Haaretz stellt fest, dass die Straffreiheit systematisch ist: „Eine Handvoll Hooligans hätte seit 2022 nicht fast 60 palästinensische Gemeinden vertreiben können, davon 44 seit Oktober 2023, so B’Tselem… Ein paar Randalierer allein hätten Ende 2024 nicht die Kontrolle über etwa 80.000 Hektar Land im Westjordanland übernehmen können [14 % der Gesamtfläche des Westjordanlands – Anm. d. Red.], laut einer Studie von Kerem Navot und Peace Now.“ Haaretz führt seine Argumentation fort: „Schließlich gibt es Organisationen, die Kuh- und Schafherden gekauft und an junge Paare verteilt haben, die den Berg erklommen haben, um sich dort niederzulassen.
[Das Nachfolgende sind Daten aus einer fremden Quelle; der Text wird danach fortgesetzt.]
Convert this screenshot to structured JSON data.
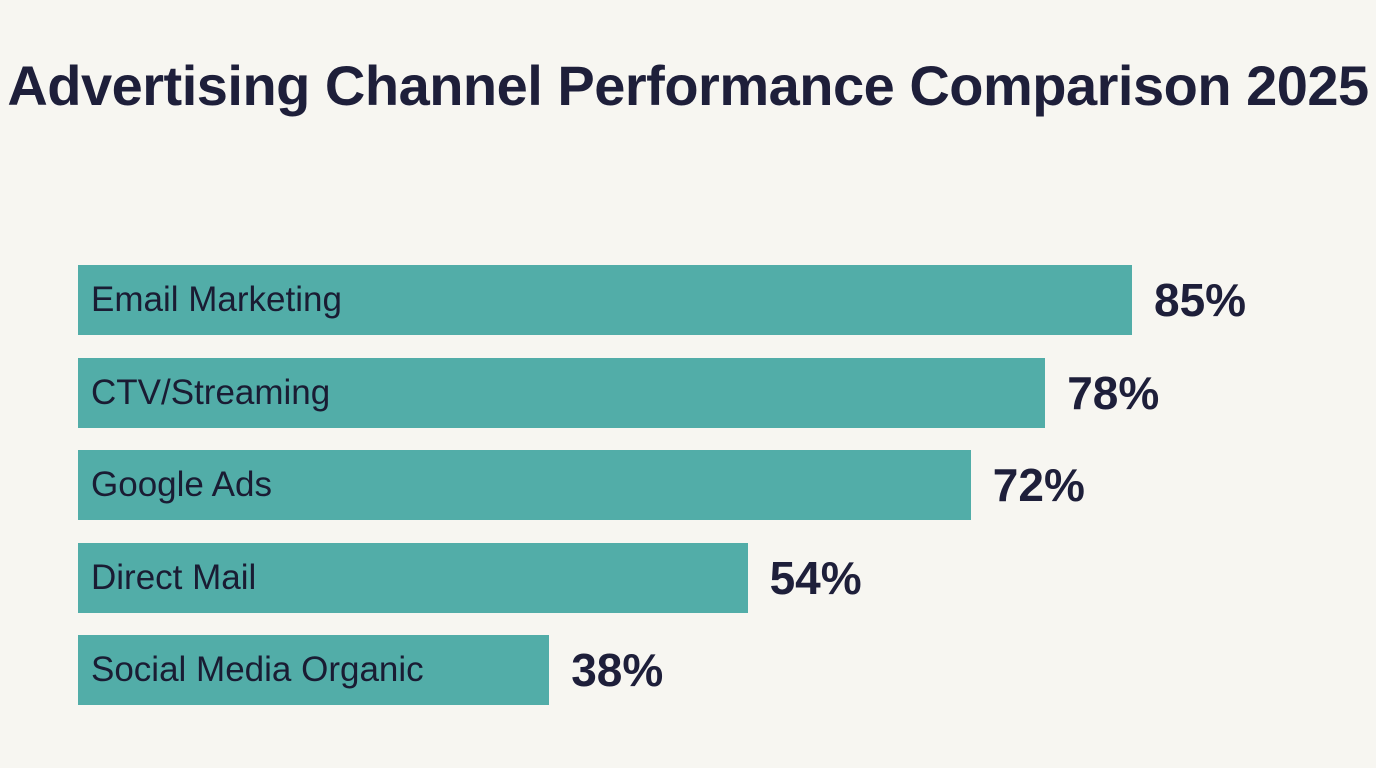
{
  "chart_data": {
    "type": "bar",
    "orientation": "horizontal",
    "title": "Advertising Channel Performance Comparison 2025",
    "categories": [
      "Email Marketing",
      "CTV/Streaming",
      "Google Ads",
      "Direct Mail",
      "Social Media Organic"
    ],
    "values": [
      85,
      78,
      72,
      54,
      38
    ],
    "value_labels": [
      "85%",
      "78%",
      "72%",
      "54%",
      "38%"
    ],
    "unit": "%",
    "xlim": [
      0,
      100
    ],
    "grid": false,
    "legend": "none",
    "colors": {
      "bar": "#52ada8",
      "background": "#f7f6f1",
      "text": "#1e1f3a"
    }
  }
}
Einige Institutionen sorgen für die Strukturen und die Sicherheit. Es gibt eine Regierung, die Quads und Drohnen bereitstellt, eine Polizei, die regelmäßig daran scheitert, Verdächtige ausfindig zu machen, und eine Armee, die die Bewohner der Außenposten bewaffnet und sie auch bei ihren Überfällen auf das benachbarte Dorf schützt.

Wenn plötzlich von einigen schwarzen Schafen die Rede ist, dann deshalb, weil einige Fernsehsender ihr Schweigen gebrochen und eine kleine Auswahl der Videos von jüdischer Gewalt ausgestrahlt haben, die in den sozialen Netzwerken frei zirkulieren. Der Schock des Monats ist also nur eine Illusion. Es handelt sich um einen Prozess organisierter und kalkulierter Gewalt, der in der zweiten Hälfte der 1990er Jahre begann und sich im Laufe der 2000er Jahre verschärfte.

Es wurden häufig Siedlungsaußenposten errichtet, was zu Zyklen der Gewalt gegen Palästinenser führte. Um „Reibereien” zu vermeiden, hat die Armee den rechtmäßigen Eigentümern und Bewirtschaftern dieser Grundstücke den Zugang verwehrt und tut dies auch weiterhin. Die Außenposten sind gewachsen. Einige von ihnen sind bereits Stadtteile bestehender Siedlungen, die die israelische Bevölkerung dazu einladen, dort „luxuriöse” Einfamilienhäuser zu kaufen. Und dieser Prozess setzt sich unaufhaltsam fort, auf einem Aufwärtstrend, der unter der aktuellen Regierung seinen Höhepunkt erreicht hat. Diese Handvoll Menschen hat Erfolg, weil ihre Gewalt der offiziellen Politik dient. Nur wenn die israelische Öffentlichkeit sich davon distanziert, kann diese „Handvoll Randalierer gestoppt werden”.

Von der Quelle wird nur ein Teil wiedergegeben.